Reading a medical paper often scatters conclusions, statistics, and reproducible methods across sections. Supplementary evidence can blur into the core paper, and experimental or translational paths are hard to derive from a single source. This skill treats one medical document as input, first performs a text-grounded analysis, then searches related references around key drugs, diseases, or mechanisms, and finally produces reviewable reports and graph data.

How It Works

The workflow reads PDF, DOCX, URL, or pasted text, then extracts title, authors, DOI, PMID, study design, evidence level, key findings, P values, 95% CI, HR/OR/RR, and sample size. It performs relationship-driven entity extraction, keeping only entity pairs supported by the text, across diseases, drugs, genes, symptoms, pathways, outcomes, and related types, then writes them to entities.json. It must run build_knowledge_graph.py and visualize_graph.py to generate an interactive HTML graph. Core capabilities include active supplementary literature search, short-, medium-, and long-term translational path inference, experimental method summarization, and 1-3 actionable protocols, saved as analysis_report.md, graph JSON, and supplementary reference data.

Boundaries

It fits research articles, mechanism studies, clinical trials, and method-heavy papers. If retrieval fails, entities are empty, or the topic is atypical, results need human review.
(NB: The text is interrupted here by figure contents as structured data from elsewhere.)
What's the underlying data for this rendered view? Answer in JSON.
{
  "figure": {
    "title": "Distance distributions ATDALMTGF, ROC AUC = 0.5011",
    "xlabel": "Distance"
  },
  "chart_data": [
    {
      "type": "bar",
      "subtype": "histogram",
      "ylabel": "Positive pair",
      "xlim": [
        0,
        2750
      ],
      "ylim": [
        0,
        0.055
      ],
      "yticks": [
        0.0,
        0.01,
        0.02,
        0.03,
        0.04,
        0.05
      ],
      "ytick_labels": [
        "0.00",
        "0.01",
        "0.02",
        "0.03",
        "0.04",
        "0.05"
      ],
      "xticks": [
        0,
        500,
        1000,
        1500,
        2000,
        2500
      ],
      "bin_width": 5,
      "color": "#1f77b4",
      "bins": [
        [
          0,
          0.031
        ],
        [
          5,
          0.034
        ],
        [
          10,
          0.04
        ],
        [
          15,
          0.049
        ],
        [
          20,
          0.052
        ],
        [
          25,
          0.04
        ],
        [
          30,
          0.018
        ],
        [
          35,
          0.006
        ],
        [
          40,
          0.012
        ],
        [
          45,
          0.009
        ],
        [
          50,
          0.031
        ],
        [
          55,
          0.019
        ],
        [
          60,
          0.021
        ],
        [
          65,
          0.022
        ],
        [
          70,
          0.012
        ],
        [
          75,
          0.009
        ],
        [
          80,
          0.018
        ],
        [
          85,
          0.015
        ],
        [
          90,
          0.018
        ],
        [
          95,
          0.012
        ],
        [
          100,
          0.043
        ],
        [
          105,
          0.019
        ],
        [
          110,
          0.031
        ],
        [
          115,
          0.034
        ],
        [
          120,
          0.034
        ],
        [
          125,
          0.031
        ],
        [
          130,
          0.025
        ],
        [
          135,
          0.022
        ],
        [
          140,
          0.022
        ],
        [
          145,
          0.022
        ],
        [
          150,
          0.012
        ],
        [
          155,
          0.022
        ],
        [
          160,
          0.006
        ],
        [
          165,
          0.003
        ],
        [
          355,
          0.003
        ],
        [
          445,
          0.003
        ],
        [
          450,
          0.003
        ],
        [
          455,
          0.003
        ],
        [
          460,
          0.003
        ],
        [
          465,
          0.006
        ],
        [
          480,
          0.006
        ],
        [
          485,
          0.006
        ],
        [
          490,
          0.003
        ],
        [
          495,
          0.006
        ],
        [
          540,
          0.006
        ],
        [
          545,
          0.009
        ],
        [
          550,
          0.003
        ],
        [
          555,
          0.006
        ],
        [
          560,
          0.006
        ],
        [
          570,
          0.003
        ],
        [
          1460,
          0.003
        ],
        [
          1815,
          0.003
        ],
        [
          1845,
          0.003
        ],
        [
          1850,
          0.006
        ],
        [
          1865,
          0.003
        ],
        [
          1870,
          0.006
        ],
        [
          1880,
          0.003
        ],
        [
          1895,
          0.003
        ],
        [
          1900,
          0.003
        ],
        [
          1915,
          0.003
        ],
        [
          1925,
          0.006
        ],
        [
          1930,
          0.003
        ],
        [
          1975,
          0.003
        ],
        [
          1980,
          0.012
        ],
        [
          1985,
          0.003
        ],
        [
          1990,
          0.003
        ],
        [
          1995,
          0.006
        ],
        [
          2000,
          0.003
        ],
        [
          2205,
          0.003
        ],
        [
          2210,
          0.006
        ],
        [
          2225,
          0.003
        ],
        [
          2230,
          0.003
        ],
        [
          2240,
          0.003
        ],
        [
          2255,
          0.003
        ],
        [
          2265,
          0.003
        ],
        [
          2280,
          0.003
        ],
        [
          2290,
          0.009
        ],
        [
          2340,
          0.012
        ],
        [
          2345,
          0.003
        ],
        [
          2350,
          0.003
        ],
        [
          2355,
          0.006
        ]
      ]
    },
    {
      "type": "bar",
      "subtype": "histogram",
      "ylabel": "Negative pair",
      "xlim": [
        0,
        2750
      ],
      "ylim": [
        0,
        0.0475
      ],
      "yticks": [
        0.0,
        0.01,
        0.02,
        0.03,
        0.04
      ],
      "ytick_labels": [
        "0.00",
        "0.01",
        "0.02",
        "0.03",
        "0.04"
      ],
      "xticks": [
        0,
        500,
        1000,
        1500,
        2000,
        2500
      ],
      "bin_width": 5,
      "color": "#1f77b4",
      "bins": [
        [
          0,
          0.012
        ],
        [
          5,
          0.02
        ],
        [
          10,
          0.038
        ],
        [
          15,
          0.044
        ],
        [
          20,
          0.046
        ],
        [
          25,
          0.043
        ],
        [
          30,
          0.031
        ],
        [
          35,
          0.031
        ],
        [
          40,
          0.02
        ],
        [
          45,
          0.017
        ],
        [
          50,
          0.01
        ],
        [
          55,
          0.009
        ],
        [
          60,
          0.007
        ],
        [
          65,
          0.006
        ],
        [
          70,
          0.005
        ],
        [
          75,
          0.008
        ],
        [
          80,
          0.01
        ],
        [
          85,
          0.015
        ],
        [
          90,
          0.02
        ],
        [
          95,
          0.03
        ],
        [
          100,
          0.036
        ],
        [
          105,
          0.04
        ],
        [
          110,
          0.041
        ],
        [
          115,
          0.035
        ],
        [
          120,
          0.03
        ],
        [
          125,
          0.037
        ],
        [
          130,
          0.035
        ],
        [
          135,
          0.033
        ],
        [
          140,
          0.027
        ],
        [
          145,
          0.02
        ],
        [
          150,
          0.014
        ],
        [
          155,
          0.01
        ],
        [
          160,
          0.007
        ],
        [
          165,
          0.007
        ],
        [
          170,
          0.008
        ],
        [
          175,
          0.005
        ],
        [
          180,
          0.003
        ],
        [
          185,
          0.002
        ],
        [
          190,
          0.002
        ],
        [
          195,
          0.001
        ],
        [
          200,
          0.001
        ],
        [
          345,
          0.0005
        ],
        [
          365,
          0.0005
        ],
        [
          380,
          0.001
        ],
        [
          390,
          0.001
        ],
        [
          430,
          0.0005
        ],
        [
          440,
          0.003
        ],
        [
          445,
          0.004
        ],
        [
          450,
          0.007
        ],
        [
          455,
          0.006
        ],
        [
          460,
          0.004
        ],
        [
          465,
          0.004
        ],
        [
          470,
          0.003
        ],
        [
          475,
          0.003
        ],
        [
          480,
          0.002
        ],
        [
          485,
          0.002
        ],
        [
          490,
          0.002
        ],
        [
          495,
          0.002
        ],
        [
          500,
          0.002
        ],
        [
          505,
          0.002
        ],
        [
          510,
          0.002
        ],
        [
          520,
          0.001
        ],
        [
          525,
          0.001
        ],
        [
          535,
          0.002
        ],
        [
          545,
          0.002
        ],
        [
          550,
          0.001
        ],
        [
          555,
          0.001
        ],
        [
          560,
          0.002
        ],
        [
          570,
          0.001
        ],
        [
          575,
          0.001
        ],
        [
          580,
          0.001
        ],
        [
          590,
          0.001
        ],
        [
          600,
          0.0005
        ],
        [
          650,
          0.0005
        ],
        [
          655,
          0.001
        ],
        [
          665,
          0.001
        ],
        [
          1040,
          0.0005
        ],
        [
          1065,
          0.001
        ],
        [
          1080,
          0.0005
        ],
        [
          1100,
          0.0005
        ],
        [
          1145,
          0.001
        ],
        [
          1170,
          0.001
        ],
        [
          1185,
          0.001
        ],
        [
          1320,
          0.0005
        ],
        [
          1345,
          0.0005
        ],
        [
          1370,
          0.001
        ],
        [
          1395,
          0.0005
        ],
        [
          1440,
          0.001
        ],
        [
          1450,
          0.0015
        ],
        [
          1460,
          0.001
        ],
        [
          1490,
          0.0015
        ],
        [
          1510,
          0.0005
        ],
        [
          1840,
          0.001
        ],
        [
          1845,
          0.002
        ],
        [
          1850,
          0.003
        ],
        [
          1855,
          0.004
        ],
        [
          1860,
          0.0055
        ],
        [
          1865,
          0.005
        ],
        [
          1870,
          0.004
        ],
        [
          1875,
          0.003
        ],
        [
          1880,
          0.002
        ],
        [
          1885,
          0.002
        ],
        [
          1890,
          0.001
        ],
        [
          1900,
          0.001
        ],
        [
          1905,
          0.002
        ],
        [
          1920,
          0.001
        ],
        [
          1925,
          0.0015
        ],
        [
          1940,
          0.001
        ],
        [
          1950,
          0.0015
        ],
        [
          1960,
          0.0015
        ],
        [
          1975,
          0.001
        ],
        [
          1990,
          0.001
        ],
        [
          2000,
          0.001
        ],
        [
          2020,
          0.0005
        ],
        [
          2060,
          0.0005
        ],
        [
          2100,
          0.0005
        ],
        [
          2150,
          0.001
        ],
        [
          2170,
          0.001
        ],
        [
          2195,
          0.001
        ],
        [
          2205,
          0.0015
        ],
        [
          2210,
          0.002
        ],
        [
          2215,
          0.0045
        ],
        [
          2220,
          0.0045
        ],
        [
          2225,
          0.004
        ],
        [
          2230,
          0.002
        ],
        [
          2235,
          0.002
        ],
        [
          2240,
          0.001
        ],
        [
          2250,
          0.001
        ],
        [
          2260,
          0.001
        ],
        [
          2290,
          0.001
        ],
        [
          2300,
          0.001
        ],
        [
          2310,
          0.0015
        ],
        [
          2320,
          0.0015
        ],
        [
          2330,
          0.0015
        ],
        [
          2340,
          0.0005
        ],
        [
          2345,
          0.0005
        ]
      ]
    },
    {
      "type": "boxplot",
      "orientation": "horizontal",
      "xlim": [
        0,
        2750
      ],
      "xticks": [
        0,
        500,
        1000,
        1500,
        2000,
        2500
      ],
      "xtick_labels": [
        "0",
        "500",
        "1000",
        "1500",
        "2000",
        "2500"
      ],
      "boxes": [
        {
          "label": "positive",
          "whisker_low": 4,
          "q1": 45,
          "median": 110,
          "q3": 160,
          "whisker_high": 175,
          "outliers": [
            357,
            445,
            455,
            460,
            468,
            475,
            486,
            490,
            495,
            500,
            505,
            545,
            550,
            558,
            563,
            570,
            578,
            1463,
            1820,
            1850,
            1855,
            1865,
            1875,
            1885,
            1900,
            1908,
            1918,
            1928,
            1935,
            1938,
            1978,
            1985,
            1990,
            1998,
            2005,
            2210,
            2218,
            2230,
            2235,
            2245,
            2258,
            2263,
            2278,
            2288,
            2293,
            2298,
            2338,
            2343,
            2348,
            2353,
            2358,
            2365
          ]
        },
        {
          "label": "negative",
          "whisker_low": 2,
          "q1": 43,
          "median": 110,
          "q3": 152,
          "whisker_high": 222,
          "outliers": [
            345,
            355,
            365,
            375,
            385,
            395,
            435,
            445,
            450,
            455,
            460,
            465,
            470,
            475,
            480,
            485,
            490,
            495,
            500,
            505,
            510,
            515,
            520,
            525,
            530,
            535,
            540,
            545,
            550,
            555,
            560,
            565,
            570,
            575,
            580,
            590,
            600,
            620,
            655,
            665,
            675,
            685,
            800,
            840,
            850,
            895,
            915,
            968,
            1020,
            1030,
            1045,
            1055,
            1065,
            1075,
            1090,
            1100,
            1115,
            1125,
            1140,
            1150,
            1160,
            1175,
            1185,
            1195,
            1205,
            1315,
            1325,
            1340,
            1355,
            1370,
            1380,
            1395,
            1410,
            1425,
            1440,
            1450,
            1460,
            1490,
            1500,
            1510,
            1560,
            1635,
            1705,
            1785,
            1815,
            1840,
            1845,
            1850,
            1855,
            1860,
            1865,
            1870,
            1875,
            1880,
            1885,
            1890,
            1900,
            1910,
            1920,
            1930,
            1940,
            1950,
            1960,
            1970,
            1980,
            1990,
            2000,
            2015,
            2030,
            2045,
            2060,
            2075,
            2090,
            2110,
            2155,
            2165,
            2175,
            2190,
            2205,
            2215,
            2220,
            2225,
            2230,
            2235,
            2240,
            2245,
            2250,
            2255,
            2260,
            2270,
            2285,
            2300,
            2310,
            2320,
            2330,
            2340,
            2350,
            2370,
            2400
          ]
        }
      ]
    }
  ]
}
Generated translational paths and protocols are uncertain; key conclusions should follow the original paper, and experiments require ethics review.

Use Cases

  • Convert a PDF paper into a structured summary of key findings, P values, 95% CI, HR/OR, and sample size.
  • Search 5-10 supplementary references around the core drug, disease, or mechanism and compare agreement or conflict.
  • Turn the paper’s methods into 1-3 reproducible protocols with materials, SOP, expected results, and budget.
  • Generate an interactive HTML knowledge graph from extracted entities and relations, preserving PMID/DOI links.

Best For

  • Clinical researchers: quickly extract a paper’s statistics, evidence level, and limitations for a review-ready summary.
  • Biomed R&D staff: turn mechanisms and methods into reproducible protocols with materials, SOPs, and key controls.
  • Academic educators: search related papers around a core study and compare conclusions, gaps, and conflicts.
  • Medical data engineers: convert extracted entity relations into JSON graph data for visualization and reuse.